Gerrit Stoppendaell is de oudste bekende Stoppendaal die in Leiden woonde. Hij was afkomstig uit het Noord-Duitse Norden. Op 2 oktober 1673 is hij opgenomen in het poortersboek van Leiden en in dat jaar is hij te Leiden getrouwd met Margareta Bodecamp (ondertrouw op 27 oktober 1673, NH). Beide woonden voor het huwelijk in Leiden, Gerrit op het Raepenburch en Margaretha op de Steenschuyr. De zus van Margareta, Gijsge, woonde ook in Leiden op de Houtmarckt. Zij was getuige van het huwelijk. In 1674 woonde hij nog in Leiden en was snijder (kleermaker) van beroep.
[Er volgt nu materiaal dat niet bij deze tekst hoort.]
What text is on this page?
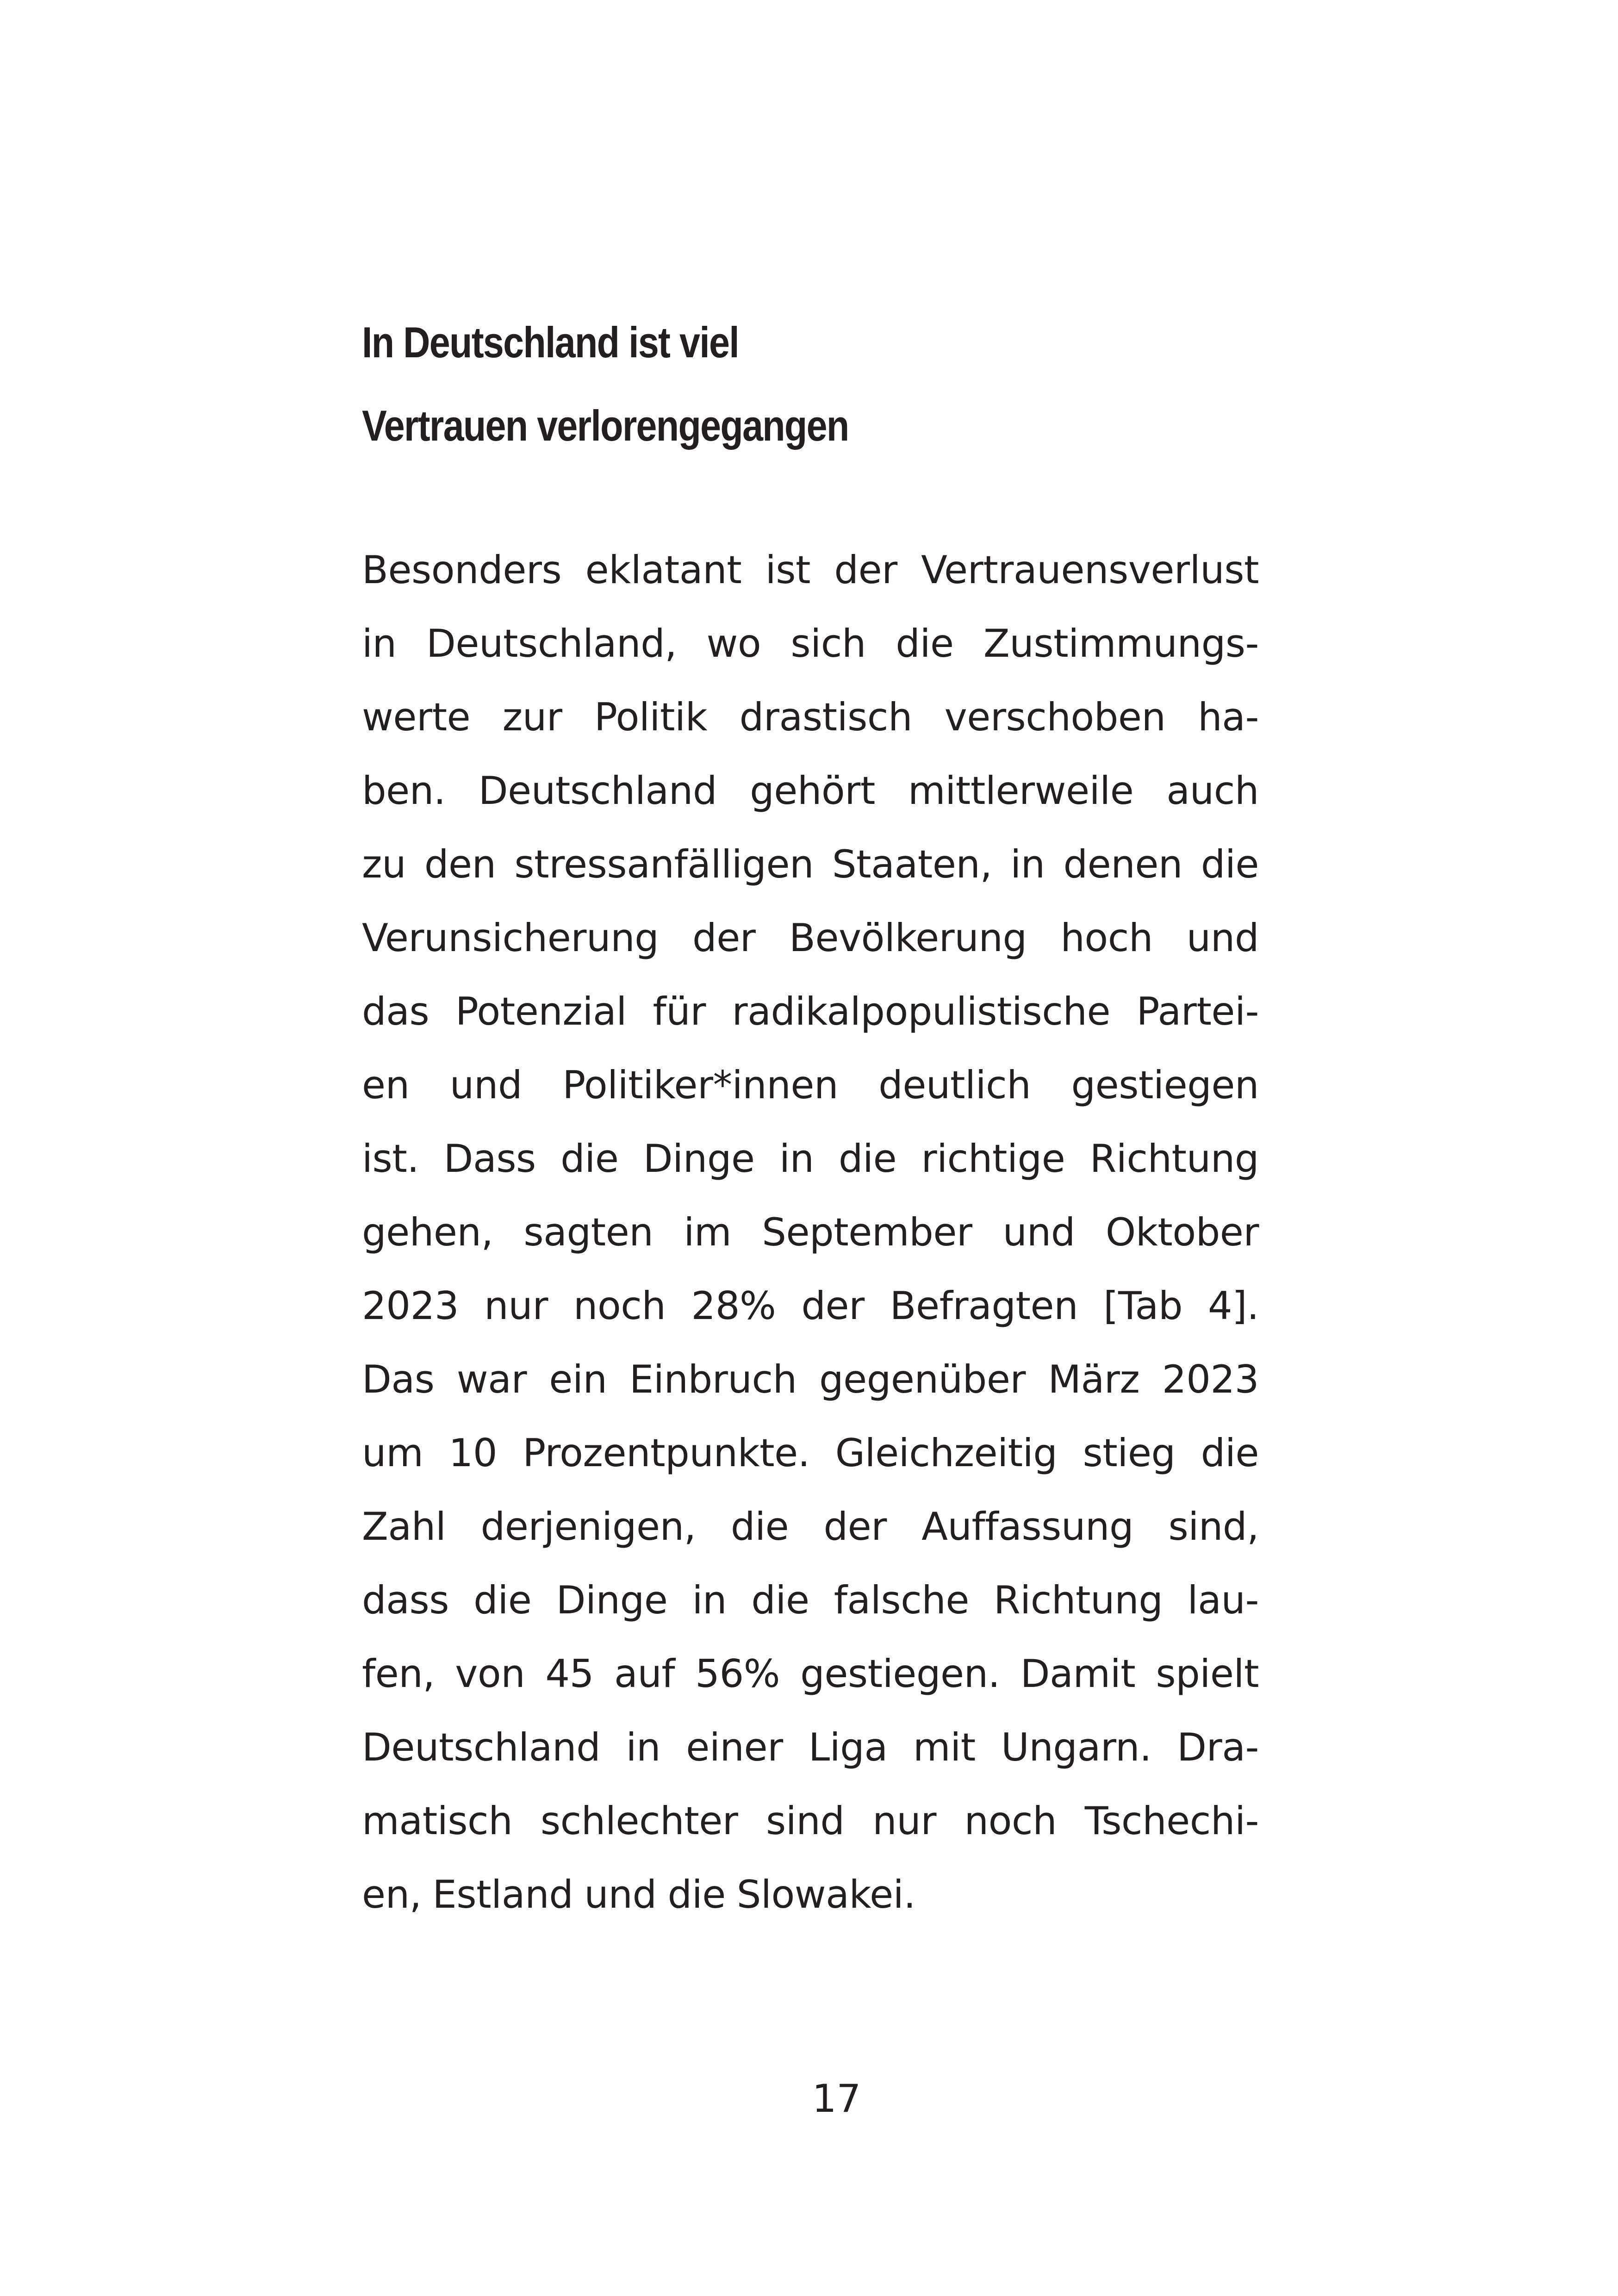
In Deutschland ist viel
Vertrauen verlorengegangen

Besonders eklatant ist der Vertrauensverlust
in Deutschland, wo sich die Zustimmungs-
werte zur Politik drastisch verschoben ha-
ben. Deutschland gehört mittlerweile auch
zu den stressanfälligen Staaten, in denen die
Verunsicherung der Bevölkerung hoch und
das Potenzial für radikalpopulistische Partei-
en und Politiker*innen deutlich gestiegen
ist. Dass die Dinge in die richtige Richtung
gehen, sagten im September und Oktober
2023 nur noch 28% der Befragten [Tab 4].
Das war ein Einbruch gegenüber März 2023
um 10 Prozentpunkte. Gleichzeitig stieg die
Zahl derjenigen, die der Auffassung sind,
dass die Dinge in die falsche Richtung lau-
fen, von 45 auf 56% gestiegen. Damit spielt
Deutschland in einer Liga mit Ungarn. Dra-
matisch schlechter sind nur noch Tschechi-
en, Estland und die Slowakei.

17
Op 29 december 1672 en 29 maart 1679 is hij in Leiden getuige geweest bij de doop van kinderen van zijn schoonzuster Gijsje/Geesgen Bodecamp en Pieter van Heldersberg, in 1672 een tweeling Ida en Margieta en in 1679 een zoon Pieter.
Bij de doop van zijn tweeling, Philippus en Aletta, was zijn zus Annetje Stoopendaal getuige.
Omstreeks dezelfde tijd leefde in Norden een Gerd Janssen Stopendahl, die in 1686 gehuwd is met Telke Frerichs. Wat zijn relatie met Gerrit is, is onbekend.